Carlo Cassola scrive “Tempi memorabili” nel 1963 e lo pubblica nel 1966 (Einaudi, 100 pagine). Racconto lungo o romanzo breve, è la storia di Fausto, la sua vacanza al mare, il mare di Marina di Cecina, un’infatuazione per Gabriella e poi un innamoramento per Anna. “Nessuno, vedendolo, si sarebbe accorto del suo turbamento. Nessuno avrebbe saputo quant’era commosso, e com’era felice. Quelle poche settimane, è vero, lo avevano cambiato profondamente. Ma era rimasto un solitario. Da ragazzo, quando si accendeva per qualcosa, ci pensava di continuo, ma non ne parlava con nessuno. E così ora, la felicità dell’amore l’avrebbe assaporata in solitudine”.

Forse anche il ciclismo era stato un’infatuazione, o un innamoramento. E il suo eroe era Tano Belloni, Gaetano all’anagrafe, da Pisighiton, in italiano Pizzighettone. Lo chiamavano l’Eterno Secondo (è spiegato anche nelle note a pie’ di pagina 14), dove il primo era Costante Girardengo. Ma quel soprannome gli andava stretto, considerando che Tano Belloni al Giro d’Italia del 1920 arrivò prima di tutti gli altri 48 partenti e gli altri nove arrivati, e che stavolta Girardengo era stato poco costante tant’è che aveva abbandonato la corsa, e che così Tano se l’aggiudicò con la bellezza di 32’24” sul compagno di squadra torinese Angelo Gremo, secondo, e di 1.01’14” sul compagno di squadra francese Jean Alavoine, terzo.

E via di considerazioni.

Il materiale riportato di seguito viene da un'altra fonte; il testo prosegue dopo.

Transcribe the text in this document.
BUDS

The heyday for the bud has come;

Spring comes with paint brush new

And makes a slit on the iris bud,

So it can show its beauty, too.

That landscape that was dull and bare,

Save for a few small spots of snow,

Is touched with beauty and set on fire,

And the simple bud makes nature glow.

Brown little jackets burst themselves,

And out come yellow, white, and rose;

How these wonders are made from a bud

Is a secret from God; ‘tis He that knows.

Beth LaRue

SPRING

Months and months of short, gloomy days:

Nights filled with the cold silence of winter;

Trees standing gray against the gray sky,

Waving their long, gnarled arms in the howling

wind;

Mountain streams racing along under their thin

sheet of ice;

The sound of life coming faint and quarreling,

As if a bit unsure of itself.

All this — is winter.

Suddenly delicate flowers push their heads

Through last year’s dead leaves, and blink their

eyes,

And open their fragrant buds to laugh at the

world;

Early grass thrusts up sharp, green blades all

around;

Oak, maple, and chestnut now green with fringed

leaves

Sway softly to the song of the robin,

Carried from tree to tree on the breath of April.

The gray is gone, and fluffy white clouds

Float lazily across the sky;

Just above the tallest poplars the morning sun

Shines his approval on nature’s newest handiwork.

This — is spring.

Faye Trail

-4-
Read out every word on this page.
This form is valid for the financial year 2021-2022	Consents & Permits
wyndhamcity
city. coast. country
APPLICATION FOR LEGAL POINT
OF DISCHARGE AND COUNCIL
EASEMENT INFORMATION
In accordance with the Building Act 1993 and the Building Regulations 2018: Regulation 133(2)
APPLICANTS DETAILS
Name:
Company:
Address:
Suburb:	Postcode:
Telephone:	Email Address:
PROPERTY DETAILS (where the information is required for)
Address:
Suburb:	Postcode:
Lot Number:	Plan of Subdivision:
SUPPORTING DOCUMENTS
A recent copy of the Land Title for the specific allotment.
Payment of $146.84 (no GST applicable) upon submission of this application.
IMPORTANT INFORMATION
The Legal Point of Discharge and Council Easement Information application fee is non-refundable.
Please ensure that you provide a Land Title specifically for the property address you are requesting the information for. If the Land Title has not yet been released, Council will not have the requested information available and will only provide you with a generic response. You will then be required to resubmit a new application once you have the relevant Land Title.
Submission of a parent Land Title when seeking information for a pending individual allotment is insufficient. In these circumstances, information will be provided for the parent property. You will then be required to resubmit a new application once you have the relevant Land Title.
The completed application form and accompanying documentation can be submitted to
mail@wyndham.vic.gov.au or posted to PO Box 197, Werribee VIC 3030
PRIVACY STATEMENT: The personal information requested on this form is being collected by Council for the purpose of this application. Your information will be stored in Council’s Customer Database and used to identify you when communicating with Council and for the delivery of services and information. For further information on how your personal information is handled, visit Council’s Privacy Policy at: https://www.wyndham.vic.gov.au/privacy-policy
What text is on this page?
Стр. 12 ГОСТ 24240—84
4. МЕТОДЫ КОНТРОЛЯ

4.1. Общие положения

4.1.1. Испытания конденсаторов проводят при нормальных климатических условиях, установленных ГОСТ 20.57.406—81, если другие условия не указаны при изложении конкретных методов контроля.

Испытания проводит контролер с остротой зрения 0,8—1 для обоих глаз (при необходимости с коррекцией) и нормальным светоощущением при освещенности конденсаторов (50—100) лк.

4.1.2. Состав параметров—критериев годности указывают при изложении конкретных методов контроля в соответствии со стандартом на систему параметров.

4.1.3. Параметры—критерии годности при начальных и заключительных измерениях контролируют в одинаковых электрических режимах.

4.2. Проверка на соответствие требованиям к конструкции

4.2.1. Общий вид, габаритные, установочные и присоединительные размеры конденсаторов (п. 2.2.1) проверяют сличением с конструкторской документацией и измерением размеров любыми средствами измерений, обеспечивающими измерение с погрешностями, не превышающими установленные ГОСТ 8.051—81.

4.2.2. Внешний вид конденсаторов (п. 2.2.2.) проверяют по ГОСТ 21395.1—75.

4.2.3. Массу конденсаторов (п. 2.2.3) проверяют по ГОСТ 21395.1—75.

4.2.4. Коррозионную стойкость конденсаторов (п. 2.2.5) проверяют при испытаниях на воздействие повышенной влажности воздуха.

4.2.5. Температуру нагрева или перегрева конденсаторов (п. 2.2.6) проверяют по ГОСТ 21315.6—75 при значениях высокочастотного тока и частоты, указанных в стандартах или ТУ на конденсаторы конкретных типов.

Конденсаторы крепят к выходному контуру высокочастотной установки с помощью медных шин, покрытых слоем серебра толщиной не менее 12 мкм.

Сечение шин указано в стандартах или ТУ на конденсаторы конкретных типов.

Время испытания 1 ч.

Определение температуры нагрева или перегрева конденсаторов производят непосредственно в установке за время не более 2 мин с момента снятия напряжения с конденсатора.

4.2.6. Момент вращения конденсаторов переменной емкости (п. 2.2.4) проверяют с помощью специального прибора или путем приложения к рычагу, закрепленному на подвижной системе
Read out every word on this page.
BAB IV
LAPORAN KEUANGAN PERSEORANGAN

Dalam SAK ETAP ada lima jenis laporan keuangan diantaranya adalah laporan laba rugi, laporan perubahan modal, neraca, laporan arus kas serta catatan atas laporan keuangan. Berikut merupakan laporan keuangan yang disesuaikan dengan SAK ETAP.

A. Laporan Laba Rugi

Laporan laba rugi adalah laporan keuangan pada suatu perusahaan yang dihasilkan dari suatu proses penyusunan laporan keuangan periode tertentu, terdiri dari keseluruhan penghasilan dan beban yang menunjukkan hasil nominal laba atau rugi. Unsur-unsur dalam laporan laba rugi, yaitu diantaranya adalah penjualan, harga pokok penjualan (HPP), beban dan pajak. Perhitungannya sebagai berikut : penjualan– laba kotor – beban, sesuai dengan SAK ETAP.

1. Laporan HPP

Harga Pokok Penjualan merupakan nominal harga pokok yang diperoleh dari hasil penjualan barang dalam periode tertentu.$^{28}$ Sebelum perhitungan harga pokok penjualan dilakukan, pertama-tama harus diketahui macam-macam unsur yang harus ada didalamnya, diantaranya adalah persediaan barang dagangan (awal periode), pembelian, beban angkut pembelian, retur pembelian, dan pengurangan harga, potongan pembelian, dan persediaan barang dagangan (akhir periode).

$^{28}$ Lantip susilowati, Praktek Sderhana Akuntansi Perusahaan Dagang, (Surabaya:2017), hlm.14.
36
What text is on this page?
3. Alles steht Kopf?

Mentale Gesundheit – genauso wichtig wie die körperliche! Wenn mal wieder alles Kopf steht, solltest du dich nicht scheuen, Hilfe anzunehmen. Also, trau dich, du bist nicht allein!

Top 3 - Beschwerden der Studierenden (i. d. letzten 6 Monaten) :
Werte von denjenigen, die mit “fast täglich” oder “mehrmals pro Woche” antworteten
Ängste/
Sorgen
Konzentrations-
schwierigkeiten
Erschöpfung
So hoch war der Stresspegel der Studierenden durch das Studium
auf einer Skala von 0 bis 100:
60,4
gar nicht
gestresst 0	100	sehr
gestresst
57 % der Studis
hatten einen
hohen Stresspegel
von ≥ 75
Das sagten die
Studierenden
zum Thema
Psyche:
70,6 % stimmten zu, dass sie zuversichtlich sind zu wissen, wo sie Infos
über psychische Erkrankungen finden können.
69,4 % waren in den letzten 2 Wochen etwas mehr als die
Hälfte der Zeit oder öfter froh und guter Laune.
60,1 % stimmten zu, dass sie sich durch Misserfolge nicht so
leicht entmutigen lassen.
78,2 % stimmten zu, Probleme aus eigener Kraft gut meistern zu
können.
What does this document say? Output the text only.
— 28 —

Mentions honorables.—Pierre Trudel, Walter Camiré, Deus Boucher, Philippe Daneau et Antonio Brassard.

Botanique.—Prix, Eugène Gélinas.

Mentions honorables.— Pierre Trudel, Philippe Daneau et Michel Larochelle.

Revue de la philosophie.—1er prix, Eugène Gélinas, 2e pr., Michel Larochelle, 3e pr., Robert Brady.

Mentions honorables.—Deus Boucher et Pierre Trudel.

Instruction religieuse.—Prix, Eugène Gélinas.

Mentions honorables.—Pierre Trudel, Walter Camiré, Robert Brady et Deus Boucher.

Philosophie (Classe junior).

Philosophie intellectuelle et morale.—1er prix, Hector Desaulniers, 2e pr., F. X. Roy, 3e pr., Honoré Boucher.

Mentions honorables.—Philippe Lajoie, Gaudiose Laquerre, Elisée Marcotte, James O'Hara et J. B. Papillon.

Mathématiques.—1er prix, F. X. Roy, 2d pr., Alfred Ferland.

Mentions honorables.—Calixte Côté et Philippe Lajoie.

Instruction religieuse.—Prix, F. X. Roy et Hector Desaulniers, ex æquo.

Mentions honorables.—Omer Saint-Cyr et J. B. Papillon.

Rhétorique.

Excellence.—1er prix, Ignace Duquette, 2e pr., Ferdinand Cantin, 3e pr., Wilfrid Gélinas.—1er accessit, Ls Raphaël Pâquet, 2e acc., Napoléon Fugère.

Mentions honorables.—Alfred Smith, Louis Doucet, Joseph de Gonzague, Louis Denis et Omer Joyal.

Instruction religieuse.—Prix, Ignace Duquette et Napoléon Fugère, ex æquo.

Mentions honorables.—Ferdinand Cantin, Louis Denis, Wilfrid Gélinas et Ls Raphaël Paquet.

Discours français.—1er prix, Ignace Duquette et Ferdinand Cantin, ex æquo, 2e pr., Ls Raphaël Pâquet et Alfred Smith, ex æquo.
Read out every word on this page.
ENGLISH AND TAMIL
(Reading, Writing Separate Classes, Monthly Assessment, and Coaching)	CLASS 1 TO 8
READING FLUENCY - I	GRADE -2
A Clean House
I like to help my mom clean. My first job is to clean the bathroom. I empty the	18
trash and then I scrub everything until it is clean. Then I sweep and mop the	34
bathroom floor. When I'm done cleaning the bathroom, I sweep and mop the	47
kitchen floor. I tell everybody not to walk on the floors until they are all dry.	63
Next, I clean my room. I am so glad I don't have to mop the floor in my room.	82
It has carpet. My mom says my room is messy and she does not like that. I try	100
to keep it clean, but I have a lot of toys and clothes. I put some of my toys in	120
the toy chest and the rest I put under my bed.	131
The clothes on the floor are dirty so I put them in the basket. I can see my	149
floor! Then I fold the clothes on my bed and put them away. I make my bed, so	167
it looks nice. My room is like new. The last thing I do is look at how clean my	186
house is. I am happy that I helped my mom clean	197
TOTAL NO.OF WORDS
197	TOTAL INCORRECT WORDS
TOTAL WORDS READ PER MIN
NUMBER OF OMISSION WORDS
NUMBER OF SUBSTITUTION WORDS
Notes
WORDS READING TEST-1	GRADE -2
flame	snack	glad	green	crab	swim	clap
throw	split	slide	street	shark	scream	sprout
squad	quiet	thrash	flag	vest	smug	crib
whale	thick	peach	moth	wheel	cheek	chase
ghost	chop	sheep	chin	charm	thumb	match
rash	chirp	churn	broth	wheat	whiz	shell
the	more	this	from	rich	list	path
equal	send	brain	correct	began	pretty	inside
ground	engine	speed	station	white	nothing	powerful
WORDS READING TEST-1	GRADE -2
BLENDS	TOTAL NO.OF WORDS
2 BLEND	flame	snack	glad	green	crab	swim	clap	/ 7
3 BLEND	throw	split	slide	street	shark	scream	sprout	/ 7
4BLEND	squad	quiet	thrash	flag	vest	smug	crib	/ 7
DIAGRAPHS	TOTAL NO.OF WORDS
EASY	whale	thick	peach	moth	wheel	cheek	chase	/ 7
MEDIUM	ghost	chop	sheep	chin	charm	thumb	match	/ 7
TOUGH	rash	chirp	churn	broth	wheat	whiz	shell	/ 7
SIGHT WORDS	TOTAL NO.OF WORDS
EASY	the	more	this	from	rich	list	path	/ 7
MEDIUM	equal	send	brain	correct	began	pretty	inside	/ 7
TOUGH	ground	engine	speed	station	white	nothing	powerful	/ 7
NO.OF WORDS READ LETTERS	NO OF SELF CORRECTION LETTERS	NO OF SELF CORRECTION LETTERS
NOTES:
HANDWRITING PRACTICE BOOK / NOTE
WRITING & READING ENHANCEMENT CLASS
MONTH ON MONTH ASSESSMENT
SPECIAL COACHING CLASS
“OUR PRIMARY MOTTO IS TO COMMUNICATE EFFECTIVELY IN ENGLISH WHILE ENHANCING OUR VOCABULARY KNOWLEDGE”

Considerato che Tano Belloni non aveva ancora sei anni quando stava pescando sulle rive dell’Adda, si azzuffò con un coetaneo, ebbe la peggio, non si sa come ma finì nel fiume e cominciò ad annaspare e ad agitarsi e a bere perché non sapeva nuotare, però un commerciante di Pisighitòn, che aveva assistito alla scena, si tuffò senza saper nuotare neanche lui, eppure riuscì a salvarlo e anche a salvarsi. Considerato che Tano Belloni non era esattamente un figlio d’arte, visto che suo padre faceva l’addestratore di cavalli da carrozza e il vinaio finché, emigrato a Milano, Porta Venezia, via Stoppani 19, si trasformò in panettiere. Considerato che Tano Belloni da ragazzino lavorava come muratore, cementatore e stuccatore in gesso, che sempre da ragazzino si iscrisse allo Sport Club Virtus per praticare la lotta greco-romana, che ancora da ragazzino mollò la lotta per continuare a lottare ma in bicicletta. Considerato che Tano Belloni cominciò a correre a 20 anni, senza vincere, ma già correva parecchio, e parecchio vinceva, dietro le gonne di ragazze, contadine e mondine, secondo il ragionamento che ogni lasciata è persa.

Tutto considerato, come non tenere a Tano?